Theme: Eternity in hell is no joking matter
This week’s lessons describe the horrid nature of hell and the importance of knowing our destiny.
SCRIPTURE
Matthew 25:41-46
“Then he will say to those on his left, ‘Depart from me, you cursed, into the eternal fire prepared for the devil and his angels. For I was hungry and you gave me no food, I was thirsty and you gave me no drink,I was a stranger and you did not welcome me, naked and you did not clothe me, sick and in prison and you did not visit me.’ Then they also will answer, saying, ‘Lord, when did we see you hungry or thirsty or a stranger or naked or sick or in prison, and did not minister to you?’ Then he will answer them, saying, ‘Truly, I say to you, as you did not do it to one of the least of these, you did not do it to me.’ And these will go away into eternal punishment, but the righteous into eternal life.”
LESSON
Let’s notice one other thing. Notice that the wicked are condemned in this story not because of some great positive evil they have done, but for their simple neglect of doing good. Or to put it in other terms, the people spoken of here are not the great sinners of the world, like Adolf Hitler or some serial killer. They are the good people who occupy the pews of churches and serve on philanthropic boards. Therefore, when the judgment comes they are astonished. They are like the foolish virgins who cannot understand why the groom will not open the door for them or the servant who cannot perceive why the Lord is not satisfied by his zero-growth performance.

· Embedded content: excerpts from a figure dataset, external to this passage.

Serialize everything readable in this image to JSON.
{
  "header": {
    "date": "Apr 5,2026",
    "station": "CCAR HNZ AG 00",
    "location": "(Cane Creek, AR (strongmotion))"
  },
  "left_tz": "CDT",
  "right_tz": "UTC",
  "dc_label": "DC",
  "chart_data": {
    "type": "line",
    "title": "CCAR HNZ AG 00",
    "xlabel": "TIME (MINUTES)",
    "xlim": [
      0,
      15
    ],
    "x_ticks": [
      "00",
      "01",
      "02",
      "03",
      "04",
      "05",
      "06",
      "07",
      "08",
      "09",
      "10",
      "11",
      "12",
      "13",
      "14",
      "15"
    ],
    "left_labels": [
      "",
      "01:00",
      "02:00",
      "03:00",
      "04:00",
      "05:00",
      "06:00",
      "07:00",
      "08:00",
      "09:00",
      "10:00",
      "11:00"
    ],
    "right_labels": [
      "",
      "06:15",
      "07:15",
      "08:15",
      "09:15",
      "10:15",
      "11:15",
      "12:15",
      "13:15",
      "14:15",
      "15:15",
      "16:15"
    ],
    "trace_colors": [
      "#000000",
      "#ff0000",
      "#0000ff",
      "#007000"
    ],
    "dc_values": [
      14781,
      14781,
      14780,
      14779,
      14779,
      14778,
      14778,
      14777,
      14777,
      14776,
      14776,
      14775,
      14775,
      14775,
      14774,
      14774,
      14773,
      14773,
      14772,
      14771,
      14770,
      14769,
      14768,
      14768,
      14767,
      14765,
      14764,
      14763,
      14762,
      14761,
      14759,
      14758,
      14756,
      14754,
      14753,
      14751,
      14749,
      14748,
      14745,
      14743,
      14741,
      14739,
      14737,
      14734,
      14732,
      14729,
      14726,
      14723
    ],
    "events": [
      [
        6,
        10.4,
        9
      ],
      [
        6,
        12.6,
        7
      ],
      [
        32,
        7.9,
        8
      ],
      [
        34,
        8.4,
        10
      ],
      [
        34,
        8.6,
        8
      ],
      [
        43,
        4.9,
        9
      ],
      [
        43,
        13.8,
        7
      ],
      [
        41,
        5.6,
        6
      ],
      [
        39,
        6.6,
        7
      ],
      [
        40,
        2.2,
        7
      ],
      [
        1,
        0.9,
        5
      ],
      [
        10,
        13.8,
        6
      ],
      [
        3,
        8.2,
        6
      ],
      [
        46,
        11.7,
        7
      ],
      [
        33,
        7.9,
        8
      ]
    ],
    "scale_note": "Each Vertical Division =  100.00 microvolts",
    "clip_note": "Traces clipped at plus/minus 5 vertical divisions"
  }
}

R. V. G. Tasker says, “As in the previous parables of the ten virgins and of entrusted wealth, so in this picture of the great assize, it is not so much positive wrong-doing that evokes the severest censure, as the utter failure to do good.”1 The desire to do good comes from receiving the life of the Lord Jesus Christ within, which is regeneration.
Now we must talk about hell. We sometimes hear people say that they cannot believe in an Old Testament God who is full of wrath and judgment and that they prefer the God of the gentle Jesus. But they forget that it is Jesus more than any other person in the Bible who speaks most clearly about hell. Matthew 25 is an example. In the parable of the talents, the master cries, “Throw that worthless servant outside, into the darkness, where there will be weeping and gnashing of teeth” (v. 30). In the separation of the sheep from the goats, the King tells the goats, “Depart from me, you who are cursed, into the eternal fire prepared for the devil and his angels” (v. 41). The chapter ends by Jesus’ frightening summation: “Then they will go away to eternal punishment, but the righteous to eternal life” (v. 46).
We may not like these statements. Indeed, how can anyone like them? But they were spoken by Jesus, the very Son of God, and I think he knew what he was talking about. We would do well to take his warnings seriously.
Should we take them seriously? Is hell to be feared? Or can we throw it off with a shrug or a joke, like the one that tells us not to worry about hell because if we die and go to hell, “we’ll be so busy shaking hands with old friends that we won’t have time to worry.”
Really? Jesus described hell as a total separation. And not just from those who will be with Christ in heaven. It is separation from God. Jesus expressed it when he quoted the King as saying, “Depart from me, you who are cursed” (v. 41).
It is interesting how most of us divide people up. We separate men from women, the haves from the have-nots, the privileged and the disadvantaged, the wise and the foolish, rulers and those who are ruled, people who are of our own class or like us and all others. Someone said on one occasion, “The whole world can be divided into two classes, those who divide the world into two classes and those who do not.” The ways in which we divide people up seem almost endless. Yet the division in Matthew 25 is the only one that really matters. It is the division between those who will “go away to eternal punishment” and those who will enter into “eternal life” (v. 46). It is between the saved and the lost.
That division is absolute. Charles Haddon Spurgeon wrote, “Not one goat will be left among the sheep, nor one sheep with the goats… There will be no middle company in that day.”2
1 R. W. G. Tasker, The Gospel According to St. Matthew (Grand Rapids: Wm. B. Eerdmans, 1961), p. 239.
2 Charles Haddon Spurgeon, The Gospel of the Kingdom: A Popular Exposition of the Gospel According to St Matthew (Pasadena, Tex: Pilgrim Publications, 1974), p. 228
STUDY QUESTIONS
Why are the wicked condemned in this parable?
Why must we be clear about the division between those going to hell and those going to heaven?